Passing a list as varargs Scala

Question

How can I pass a List[Any] of List[Any] 's as parameters to List.concat ? My code is:

List.concat((a filter (x => x.getClass == a.getClass)): _*)

Where a is a List[Any] and (a filter (x => x.getClass == a.getClass)) should become a list of lists. The error I get is type mismatch; found List[Any] required: Seq[Traversable[Any]] type mismatch; found List[Any] required: Seq[Traversable[Any]] .

Is there any to pass the elements of a list of parameters, or convert a list to a sequence? Thank you.

Answer 1

What's your intention with : _* ? Remove it and your code should work.

You can actually pass List[Any] to concat, as following.
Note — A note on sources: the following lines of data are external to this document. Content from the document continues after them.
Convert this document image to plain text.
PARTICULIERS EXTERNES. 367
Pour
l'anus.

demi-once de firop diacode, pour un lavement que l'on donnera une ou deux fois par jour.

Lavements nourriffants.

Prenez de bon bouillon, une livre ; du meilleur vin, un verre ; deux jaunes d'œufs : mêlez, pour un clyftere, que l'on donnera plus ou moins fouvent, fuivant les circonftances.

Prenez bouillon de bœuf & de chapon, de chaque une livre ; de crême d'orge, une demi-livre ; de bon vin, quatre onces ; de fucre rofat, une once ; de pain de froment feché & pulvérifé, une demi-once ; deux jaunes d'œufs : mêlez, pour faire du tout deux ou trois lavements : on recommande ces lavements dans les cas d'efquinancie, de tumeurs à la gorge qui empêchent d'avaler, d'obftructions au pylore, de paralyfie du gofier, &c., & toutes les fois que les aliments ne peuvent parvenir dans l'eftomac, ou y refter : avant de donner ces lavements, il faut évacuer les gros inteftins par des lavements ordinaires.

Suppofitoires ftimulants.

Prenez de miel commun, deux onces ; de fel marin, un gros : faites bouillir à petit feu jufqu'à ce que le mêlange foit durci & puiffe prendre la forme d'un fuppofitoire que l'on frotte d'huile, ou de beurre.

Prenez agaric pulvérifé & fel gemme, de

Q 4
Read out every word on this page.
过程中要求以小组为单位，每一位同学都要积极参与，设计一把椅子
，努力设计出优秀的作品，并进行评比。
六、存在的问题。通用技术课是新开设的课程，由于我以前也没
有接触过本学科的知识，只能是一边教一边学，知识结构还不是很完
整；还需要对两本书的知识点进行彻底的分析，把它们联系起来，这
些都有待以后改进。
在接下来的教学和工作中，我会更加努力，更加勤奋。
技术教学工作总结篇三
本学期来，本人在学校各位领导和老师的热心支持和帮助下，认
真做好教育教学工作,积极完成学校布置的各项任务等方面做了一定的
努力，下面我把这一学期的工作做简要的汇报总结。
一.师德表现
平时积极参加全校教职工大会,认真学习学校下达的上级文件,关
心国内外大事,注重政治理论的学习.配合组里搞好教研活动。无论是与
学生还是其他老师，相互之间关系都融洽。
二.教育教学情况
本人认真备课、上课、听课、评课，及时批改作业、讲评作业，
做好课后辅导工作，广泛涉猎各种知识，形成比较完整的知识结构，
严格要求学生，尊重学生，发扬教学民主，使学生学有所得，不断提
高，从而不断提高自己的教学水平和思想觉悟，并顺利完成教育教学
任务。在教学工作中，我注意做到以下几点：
val list1 = List("Abby", "Jim", "Tony")
val list2 = List[Any](90,"Tom")
val ret = List.concat(list1,list2)

The problem of your code, I guess is with : _* . And another problem is a filter (x => x.getClass == a.getClass) , there is a small chance that an element is the same type as the container, List in your case. Is this your real intention? You want a List[Any] contains elements with type List[Any]?

Following code works, and I verified them in http://scalass.com/tryout .

val list = List[Any](90,"Tom")
val r = List.concat((list filter (x => x.getClass == "".getClass)))